Тогда было яркое, солнечное лето, и диадемы уже роняли на землю спелые золотые плоды. Сайнар и Гердон для важной беседы поднялись на балкон храма, и маленькая Евжения осталась совсем одна. Некоторое время девочка растерянно озиралась по сторонам, а потом упала в траву и заплакала. Но успокоилась сразу, в тот самый момент, когда услышала добрый порывистый голос Лара… «Здравствуй! Я твой старший брат! — гордо приветствовал ее долговязый одиннадцатилетний мальчишка. — Кто тебя обидел? Я никому никогда не позволю тебя обижать!..» О Небо! Как давно это было!


— Доброе утро! — улыбнулся навстречу Лар.

— Доброе, — с тихой радостью кивнула Евжения.

— Ты чего не спишь, сестренка?

— Я говорила с торговцем из Фираски, он приехал только что. Узнала кое-что о наших мальчишках.

— По глазам вижу, что-то интересное! — Лар весело прищурился. — Давай поделись!

— У них, похоже, возникли проблемы с трансволо… или по какой-то другой причине они решили задержаться в городе… — начала Евжения. Заметив, что сестра зябко кутается в плащ, Лар обнял ее, чтобы согреть. — Ты такой заботливый, — сказала она с нежностью.

— Всегда был, — скромно согласился Лар. — Так что слыхать о наших балбесах?

— О, они уже подняли на уши половину Фираски! — засмеялась Евжения.

— Что ж! — артистично вскинул брови Лар. — Отец должен был осознавать, что ОТРЯД из десяти амбасиатов пройдет по Омнису с грохотом… Его самого в моем родном городе до сих пор как редкостного чудака вспоминают, хотя почти тридцать лет прошло. Хех, отец в людном месте, что слон в посудной лавке!..


Брат и сестра дружно рассмеялись. Смех, чистый, как перезвон колокольчиков, полетел вдаль, подобно невесомому лепестку диадемы… И вдруг Евжения замолкла и отстранилась от Лара.
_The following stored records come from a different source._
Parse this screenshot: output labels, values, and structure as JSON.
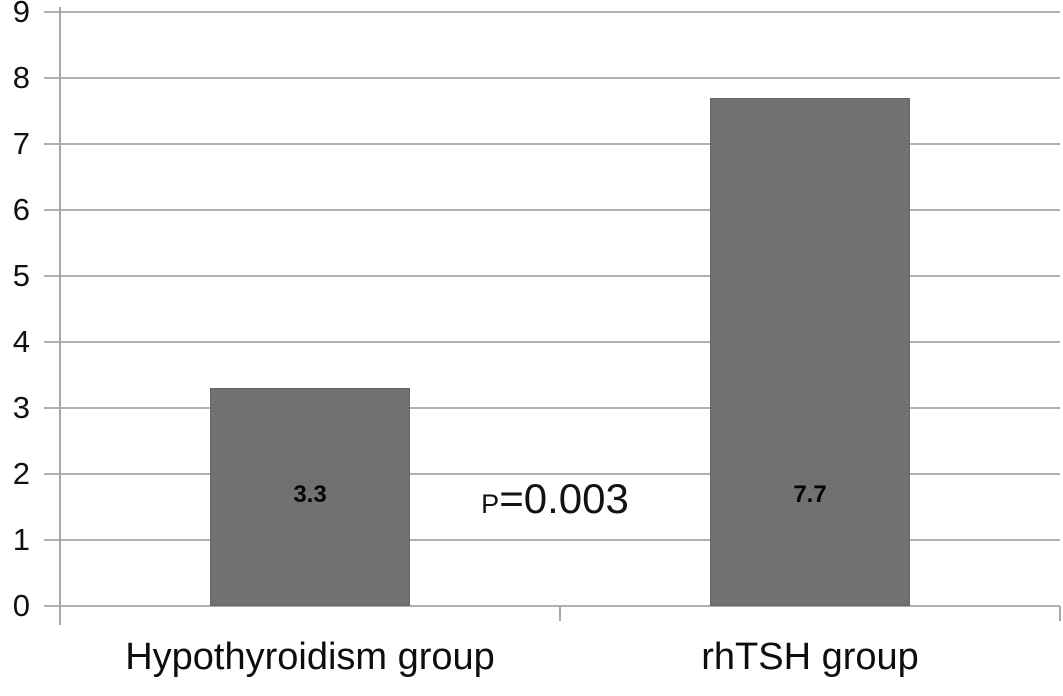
{
  "chart_data": {
    "type": "bar",
    "categories": [
      "Hypothyroidism group",
      "rhTSH group"
    ],
    "values": [
      3.3,
      7.7
    ],
    "value_labels": [
      "3.3",
      "7.7"
    ],
    "series": [
      {
        "name": "",
        "values": [
          3.3,
          7.7
        ]
      }
    ],
    "title": "",
    "xlabel": "",
    "ylabel": "",
    "ylim": [
      0,
      9
    ],
    "yticks": [
      "0",
      "1",
      "2",
      "3",
      "4",
      "5",
      "6",
      "7",
      "8",
      "9"
    ],
    "grid": true,
    "legend": false,
    "annotation": "P=0.003",
    "annotation_prefix": "P",
    "annotation_rest": "=0.003",
    "bar_color": "#717171",
    "bar_border_color": "#656565",
    "gridline_color": "#b0b0b0",
    "axis_color": "#a8a8a8",
    "text_color": "#111111"
  }
}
— Отец очень хороший человек… — горько сказала она, глядя брату в глаза. — Зачем ему война?.. Зачем он тянет в это нас… и мальчишек?..

— Не знаю… — тут посерьезнел и Лар. Это ему совсем не шло, делало родное лицо каким-то чужим. — Я хотел бы верить, что он искренне желает Омнису лучшей жизни, а не просто мстит за Эрхабен…

— Ненависть отравила весь наш род… — обронила Евжения. — Зачем?..


Они долго стояли молча. Мир заливался рассветным багрянцем, густым и пряным, как диадемовое масло.


— Не падай духом, сестренка, — сказал наконец Лар. — Своего Ориона я учил, что он Ордену ничего не должен и волен сам выбрать, идти ему путем Сайнара или нет. И он выберет, сразу, как только закончится его обучение… то есть, в конце похода. Думаю, тебе следует поговорить об этом с Джармином, когда он вернется. Не смотри, что маленький: он поймет.

— Поговорю, — пообещала Евжения, и на душе у нее стало легче. — А пока, — она слабо улыбнулась, — будем надеяться, что наши мальчишки не выкинут чего-нибудь…

— …Опасного, ты имеешь в виду? — хмыкнул Лар. — Не обманывайся, ты же сама амбасиат… И они имеют полное право на собственные опасности. Это жизнь…


Медь вместо золота устраивала в последние две недели всех — и странных постояльцев, и хозяйку дома. Сам дом лепился изнутри к городской стене, как вьёркино гнездо, балконы, все до единого, смотрели прямо в глухую стену соседнего дома. С этих балконов даже упасть было нельзя. Даже при большом желании. Так что, безбоязненно усаживаясь на железных перилах, маленький Джармин потихоньку рисовал на сером камне соседнего дома красочный фантастический пейзаж с высоким синим небом, расчерченным пушистыми белыми линиями, с невероятными стеклянными башнями, скребущими облака, и изящными металлическими птицами, парящими выше этих облаков. Рисовал он неторопливо, вдумчиво, как настоящий мастер. Краски он купил сам, на те деньги, которые выдала ему Кангасск Евжения, за что получил взбучку от Джуэла: тратить общие средства по своему усмотрению — да как щенок посмел!.. Но теперь даже суровый файзул, успев насмотреться на все серые стены Фираски, начал невольно радовался яркому пейзажу, расширяющемуся каждое утро. Хотя слов своих обратно не взял.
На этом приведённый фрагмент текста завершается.